Di lokasi tersebut hanya perumahan biasa yang sempit. Mereka hanya menunggu saja dan dijanjikan diurus semua administrasi keberangkatan, berupa paspor dan visa. Sekitar 2 minggu kemudian, pengelola yang diperkirakan merupakan makelar pengerah tenaga kerja, meminta kami bersiap karena segera diberangkatkan.
”Namun karena tidak yakin, Halimah memilih melarikan diri, karena sebelum diberangkatkan harus menginap di sebuah hotel. Masa harus menginap di hotel? karena curiga saya langsung kabur, sementara 3 orang termasuk Umi tetap bertahan,” jelasnya.
Namun, kecurigaan Halimah tidak terbukti, sebab dia mendapat kabar bila Saodah dan 2 orang tetangganya tersebut telah bekerja di Palestina. Mereka pun sempat berhubungan, terutama ketika setahun kemudian Halimah juga telah bekerja di Dubai.Halimah pun akhirnya memutuskan berhenti 2005 karena berkeluarga. Ani dan Dariah juga telah pulang, tetapi selama di Palestina tidak pernah berhubungan. Sekitar setahun lalu Umi Saodah mengirimkan surat beralamat Suhaib Kamal di Gaza-Palestina PO Box 1439.
Terakhir Halimah berhubungan via telepon dengan Saodah sebelum lebaran lalu. Beberapa pekan kemudian dia tidak dapat dihubungi lagi. Halimah juga telah menghubungi majikan Umi, Suhaib Kamal, tetapi dijawab bila Saodah sudah berhenti bekerja. Keluarga cemas ketika terjadi perang di kawasan tersebut, sementara Saodah tidak dapat dihubungi kembali begitu juga keluarga Suhaib Kamal. Hal itu membuat Moh Yusmin (58) dan istrinya Katinem (55), orang tua Umi Saodah semakin bersedih. Mereka hanya berharap anaknya bisa dipulangkan ke Tanah Air. (Sumber: Cybernews edisi 11/01/2009).

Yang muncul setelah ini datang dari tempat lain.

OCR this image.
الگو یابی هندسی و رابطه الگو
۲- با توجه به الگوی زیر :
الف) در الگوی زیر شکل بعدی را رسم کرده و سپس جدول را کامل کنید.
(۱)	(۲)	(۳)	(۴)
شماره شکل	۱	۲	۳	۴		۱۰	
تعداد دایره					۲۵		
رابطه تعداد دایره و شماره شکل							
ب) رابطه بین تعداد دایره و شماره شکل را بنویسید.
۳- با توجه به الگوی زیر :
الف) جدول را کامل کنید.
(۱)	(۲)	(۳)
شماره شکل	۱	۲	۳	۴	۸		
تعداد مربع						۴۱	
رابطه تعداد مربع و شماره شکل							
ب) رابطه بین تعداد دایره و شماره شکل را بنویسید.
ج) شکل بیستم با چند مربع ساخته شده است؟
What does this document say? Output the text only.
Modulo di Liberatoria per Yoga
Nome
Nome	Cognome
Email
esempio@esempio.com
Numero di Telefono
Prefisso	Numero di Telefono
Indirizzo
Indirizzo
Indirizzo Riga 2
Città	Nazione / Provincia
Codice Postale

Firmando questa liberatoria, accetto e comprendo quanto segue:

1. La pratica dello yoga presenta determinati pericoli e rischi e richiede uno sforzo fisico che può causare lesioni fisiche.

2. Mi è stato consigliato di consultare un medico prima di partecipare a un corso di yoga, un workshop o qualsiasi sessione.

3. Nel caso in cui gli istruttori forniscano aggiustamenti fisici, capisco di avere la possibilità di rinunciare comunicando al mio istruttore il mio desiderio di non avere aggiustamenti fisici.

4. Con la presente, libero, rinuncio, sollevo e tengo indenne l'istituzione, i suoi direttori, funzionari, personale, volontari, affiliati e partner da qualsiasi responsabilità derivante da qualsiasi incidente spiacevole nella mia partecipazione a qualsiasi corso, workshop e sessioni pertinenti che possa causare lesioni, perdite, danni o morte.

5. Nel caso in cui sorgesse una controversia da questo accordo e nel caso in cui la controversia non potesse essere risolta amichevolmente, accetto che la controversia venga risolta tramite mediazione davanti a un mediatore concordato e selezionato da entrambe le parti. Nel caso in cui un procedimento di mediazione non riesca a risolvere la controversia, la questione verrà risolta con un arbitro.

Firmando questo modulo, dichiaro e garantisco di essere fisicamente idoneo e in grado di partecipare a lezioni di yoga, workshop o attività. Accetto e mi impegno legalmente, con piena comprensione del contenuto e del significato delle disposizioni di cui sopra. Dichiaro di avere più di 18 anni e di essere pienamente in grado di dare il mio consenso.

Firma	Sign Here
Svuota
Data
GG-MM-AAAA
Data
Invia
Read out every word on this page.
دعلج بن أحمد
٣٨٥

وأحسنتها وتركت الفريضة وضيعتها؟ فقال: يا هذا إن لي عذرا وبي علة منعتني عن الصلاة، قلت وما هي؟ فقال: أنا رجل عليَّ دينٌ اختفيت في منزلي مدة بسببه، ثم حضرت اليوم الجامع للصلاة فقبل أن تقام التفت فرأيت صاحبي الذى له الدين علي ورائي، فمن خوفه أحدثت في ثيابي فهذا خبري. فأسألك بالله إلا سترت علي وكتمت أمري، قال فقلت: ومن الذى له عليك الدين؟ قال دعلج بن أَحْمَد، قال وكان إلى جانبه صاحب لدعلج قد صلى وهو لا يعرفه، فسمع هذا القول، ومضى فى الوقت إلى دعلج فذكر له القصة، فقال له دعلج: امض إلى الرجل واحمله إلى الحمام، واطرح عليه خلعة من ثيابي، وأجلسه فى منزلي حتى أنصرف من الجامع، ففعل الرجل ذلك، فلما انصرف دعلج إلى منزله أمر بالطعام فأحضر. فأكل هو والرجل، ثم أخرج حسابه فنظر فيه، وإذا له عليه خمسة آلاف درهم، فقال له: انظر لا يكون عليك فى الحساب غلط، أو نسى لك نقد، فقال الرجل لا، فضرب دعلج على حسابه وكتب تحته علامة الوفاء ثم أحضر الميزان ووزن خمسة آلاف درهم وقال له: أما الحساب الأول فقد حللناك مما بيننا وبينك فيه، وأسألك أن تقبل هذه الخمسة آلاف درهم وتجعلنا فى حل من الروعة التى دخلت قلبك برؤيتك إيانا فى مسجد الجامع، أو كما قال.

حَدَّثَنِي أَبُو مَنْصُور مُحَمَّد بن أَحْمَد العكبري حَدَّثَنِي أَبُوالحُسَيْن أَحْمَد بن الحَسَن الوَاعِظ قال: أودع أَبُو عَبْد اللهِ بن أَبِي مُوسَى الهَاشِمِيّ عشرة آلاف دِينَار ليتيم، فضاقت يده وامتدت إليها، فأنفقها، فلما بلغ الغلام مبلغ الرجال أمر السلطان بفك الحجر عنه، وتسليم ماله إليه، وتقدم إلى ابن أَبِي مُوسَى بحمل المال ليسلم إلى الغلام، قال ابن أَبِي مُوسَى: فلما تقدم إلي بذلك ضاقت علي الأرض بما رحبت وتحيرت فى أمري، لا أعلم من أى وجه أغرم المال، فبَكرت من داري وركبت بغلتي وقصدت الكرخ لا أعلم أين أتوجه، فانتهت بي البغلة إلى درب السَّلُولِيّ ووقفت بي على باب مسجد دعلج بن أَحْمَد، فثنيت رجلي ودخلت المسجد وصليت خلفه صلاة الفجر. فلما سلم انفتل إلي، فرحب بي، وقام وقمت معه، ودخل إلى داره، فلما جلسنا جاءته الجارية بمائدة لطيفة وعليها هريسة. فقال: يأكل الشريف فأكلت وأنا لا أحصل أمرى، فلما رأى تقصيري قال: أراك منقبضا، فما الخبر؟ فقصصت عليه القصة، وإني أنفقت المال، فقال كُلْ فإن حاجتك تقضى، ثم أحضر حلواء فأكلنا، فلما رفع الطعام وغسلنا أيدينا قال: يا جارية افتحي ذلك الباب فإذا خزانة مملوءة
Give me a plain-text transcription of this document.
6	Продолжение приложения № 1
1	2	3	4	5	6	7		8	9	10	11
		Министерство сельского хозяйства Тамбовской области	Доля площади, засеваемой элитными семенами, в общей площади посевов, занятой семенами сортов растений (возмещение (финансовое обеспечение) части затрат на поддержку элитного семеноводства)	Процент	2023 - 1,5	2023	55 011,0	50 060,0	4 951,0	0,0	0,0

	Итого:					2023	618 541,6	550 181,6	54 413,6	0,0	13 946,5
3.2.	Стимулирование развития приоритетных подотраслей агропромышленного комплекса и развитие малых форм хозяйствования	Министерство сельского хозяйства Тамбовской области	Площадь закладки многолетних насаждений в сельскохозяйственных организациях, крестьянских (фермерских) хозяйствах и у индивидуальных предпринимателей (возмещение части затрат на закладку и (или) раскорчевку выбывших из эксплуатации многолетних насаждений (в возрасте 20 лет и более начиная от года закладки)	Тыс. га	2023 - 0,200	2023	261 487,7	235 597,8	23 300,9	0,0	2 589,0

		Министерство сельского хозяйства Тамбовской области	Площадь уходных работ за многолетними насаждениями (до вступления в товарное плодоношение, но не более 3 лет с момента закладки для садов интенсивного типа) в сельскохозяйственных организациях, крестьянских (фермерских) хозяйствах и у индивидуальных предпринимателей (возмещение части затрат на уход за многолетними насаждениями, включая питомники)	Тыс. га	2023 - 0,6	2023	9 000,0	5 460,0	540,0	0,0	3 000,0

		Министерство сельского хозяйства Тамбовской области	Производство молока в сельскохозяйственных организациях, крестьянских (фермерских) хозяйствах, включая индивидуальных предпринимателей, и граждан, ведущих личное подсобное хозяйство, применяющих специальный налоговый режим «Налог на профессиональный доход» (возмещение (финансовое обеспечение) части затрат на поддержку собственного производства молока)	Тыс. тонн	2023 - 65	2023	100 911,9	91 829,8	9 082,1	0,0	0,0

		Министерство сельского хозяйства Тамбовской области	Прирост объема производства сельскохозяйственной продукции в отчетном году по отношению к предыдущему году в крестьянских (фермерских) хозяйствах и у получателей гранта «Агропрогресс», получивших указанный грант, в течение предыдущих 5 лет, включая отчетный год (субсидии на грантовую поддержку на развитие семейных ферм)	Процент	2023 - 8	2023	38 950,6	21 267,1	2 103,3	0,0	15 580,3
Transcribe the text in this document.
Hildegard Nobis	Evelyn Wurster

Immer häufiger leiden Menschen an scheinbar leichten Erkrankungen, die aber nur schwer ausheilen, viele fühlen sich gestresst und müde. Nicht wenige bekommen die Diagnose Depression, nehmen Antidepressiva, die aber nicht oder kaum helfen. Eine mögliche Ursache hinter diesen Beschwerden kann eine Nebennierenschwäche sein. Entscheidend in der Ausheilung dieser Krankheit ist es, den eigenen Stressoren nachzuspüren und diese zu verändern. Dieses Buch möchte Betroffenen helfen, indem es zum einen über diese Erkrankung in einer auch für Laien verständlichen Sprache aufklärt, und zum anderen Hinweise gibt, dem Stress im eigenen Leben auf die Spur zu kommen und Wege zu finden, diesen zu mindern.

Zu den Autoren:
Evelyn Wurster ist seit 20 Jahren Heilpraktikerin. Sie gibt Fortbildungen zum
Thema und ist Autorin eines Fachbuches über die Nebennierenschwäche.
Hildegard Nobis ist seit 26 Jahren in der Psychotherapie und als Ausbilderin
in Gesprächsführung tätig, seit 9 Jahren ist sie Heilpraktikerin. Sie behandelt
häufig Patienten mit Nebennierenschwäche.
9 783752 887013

Pemerintah Harus Lebih Serius Lindungi TKI
Hampir kita semua mengetahui, bahwa menjadi tenaga kerja Indonesia (TKI) di luar negeri, selain dapat menghasilkan uang lebih banyak, juga mendatangkan berbagai resiko, khususnya yang berlokasi di daerah konflik, seperti Palestina.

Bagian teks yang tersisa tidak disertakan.